Publié le 29 août 2008 par Porky

CROCODILES EN DELIRE

OU

LES INCONSEQUENCES DE REGINA

(Petit conte/anecdote pour la fin de l’été)

Régina part en vacances. Enfin. Ca fait dix ans qu’elle attend ce moment béni. Et bien voilà : il arrive, il est là. D’accord, en dix ans, ses projets ont eu le temps de changer, d’évoluer –et pour cause- et cela d’autant plus qu’elle a perdu un peu de sa merveilleuse souplesse d’antan. Mais qu’importe ?

Régina chantonne en préparant sa valise. « Je pars, fredonne-t-elle en empilant culottes, chaussettes et pull-overs dans sa valise. Le vol de nuit s’en va, destination Baya, Buenos-Aires ou Cuba… » Là, elle rêve un peu. Destination les Alpes, c’est moins loin, moins exotique et surtout moins cher.

Et les animaux, direz-vous, qu’en fait-elle ? Les emmène-t-elle ? Difficile. Va pour les poules et le cheval, on peut encore les caser dans un coin ; mais les cochons ? Le rhino ? Et les crocos ? Régina a bien pensé à transformer sa roulotte en cirque ambulant mais le projet s’est révélé totalement irréalisable. Donc, les animaux restent à la ferme. Au demeurant, elle ne part que quatre jours.

Mais qui va les nourrir ? demanderez-vous, chiants comme vous êtes. Et bien Régina a chargé un de ses amis de la remplacer aux cuisines, en échange d’un succulent repas quand elle reviendra. (Et Régina, c’est la Paulette Bocuse de son village.)

Le matin du départ, de très bonne heure, Régina va dire au revoir aux animaux. Elle les a prévenus la veille, et ils n’ont montré aucun intérêt pour ce qu’elle déblatérait. Le cheval dort debout, le rhino, atteint d’une pharyngite, ronfle la gueule ouverte, les cochons roupillent béatement, les poules lui jettent leur célèbre regard « vide de chez vide », et les crocos, transformés en tapis, ne daignent pas bouger la tête. Il faut dire que ces derniers boudent parce qu’avant de partir, Régina s’est obstinée à vouloir nettoyer leurs dents pleines de bouts de viande (afin d’éviter les caries) et la séance n’a été agréable pour personne, surtout lorsque Madame a sorti le fil dentaire de sa poche. Les crocos ont beau eu pleurer toutes les larmes de leur corps puis menacer de transformer leur maîtresse en charpie, ils n’ont pas eu le dessus. Toute la ferme a bénéficié du spectacle. Les crocos se sont sentis humiliés, surtout lorsque Régina leur a déclaré qu’ils « puaient de la gueule, c’était une vraie infection » et qu’il fallait employer les grands moyens. Ils ont donc une petite revanche à prendre et connaissant bien leur maîtresse, attendent pour agir le moment où elle commettra une étourderie –ce qui ne saurait tarder.
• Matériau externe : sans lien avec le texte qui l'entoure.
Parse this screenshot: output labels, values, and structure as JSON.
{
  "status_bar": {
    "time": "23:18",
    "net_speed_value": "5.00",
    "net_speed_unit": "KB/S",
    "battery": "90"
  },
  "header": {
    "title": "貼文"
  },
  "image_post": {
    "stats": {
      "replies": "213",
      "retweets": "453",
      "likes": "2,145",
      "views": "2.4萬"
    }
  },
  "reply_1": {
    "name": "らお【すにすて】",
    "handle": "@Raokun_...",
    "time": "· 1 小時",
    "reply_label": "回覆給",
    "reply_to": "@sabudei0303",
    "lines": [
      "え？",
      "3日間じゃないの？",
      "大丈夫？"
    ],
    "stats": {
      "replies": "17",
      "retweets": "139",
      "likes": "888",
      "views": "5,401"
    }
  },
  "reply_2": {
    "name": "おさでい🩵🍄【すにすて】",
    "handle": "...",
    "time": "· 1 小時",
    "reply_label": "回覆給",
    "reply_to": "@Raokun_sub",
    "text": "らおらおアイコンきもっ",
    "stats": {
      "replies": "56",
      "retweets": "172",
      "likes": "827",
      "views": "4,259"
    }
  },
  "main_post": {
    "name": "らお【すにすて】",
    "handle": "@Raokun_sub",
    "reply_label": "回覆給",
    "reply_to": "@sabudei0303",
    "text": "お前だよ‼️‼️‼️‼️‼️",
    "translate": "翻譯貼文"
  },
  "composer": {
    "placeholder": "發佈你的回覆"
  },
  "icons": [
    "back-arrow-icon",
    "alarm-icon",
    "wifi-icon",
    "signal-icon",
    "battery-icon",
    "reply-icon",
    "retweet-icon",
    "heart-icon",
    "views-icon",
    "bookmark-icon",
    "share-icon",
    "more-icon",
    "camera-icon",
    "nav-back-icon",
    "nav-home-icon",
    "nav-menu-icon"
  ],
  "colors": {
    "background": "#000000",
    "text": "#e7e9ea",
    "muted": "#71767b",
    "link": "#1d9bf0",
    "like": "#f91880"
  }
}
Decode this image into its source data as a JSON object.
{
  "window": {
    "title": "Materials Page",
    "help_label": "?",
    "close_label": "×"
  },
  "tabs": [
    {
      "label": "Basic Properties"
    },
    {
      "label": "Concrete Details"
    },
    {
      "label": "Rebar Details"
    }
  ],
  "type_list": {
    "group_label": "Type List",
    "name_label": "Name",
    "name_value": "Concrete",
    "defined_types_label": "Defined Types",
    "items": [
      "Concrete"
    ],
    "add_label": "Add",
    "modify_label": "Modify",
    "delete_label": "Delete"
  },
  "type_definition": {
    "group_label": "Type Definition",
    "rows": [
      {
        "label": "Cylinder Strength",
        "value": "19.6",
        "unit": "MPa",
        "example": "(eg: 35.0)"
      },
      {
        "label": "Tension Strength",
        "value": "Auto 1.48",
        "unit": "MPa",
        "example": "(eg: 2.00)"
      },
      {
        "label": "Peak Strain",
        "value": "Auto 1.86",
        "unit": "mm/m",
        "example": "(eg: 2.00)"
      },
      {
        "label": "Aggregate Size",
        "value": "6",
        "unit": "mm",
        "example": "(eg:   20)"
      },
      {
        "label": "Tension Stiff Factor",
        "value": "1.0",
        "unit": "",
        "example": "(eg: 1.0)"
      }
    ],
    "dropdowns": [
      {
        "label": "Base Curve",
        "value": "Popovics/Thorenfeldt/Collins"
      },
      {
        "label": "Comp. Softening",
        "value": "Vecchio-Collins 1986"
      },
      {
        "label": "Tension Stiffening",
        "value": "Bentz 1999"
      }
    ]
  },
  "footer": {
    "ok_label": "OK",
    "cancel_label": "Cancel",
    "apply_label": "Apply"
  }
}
Après quelques paroles d’amitié et la promesse de revenir bientôt, Régina quitte l’enclos des crocodiles, suivie par deux paires d’yeux tout à coup bien ouverts. Elle referme le portillon… et oublie d’enclencher le loquet. Sourire des crocos. La bévue attendue vient d’arriver.

Sereine et inconsciente, Régina s’en va, le cœur léger, prête à se lancer à l’assaut des Alpes. Comme elle a bien nourri les animaux avant son départ, l’ami ne débarquera que le lendemain à l’aube. Ca laisse toute latitude aux crocos pour peaufiner leur plan.

La journée s’écoule sans incident. Tombe la nuit. Noire. Pas de lune. Des nuages recouvrent le ciel. On n’y voit pas à trois mètres. Rien ne bouge dans la ferme.

Mais… Mais… Quelles sont donc ces deux formes qui remuent tout à coup dans l’enclos des crocodiles ? Ca rampe en se déhanchant d’une façon extrêmement équivoque –voire lascive- et ça montre généreusement une mâchoire aux dents étincelantes de propreté et de blancheur. Les crocos se mettent en route. Direction, la ferme d’à côté.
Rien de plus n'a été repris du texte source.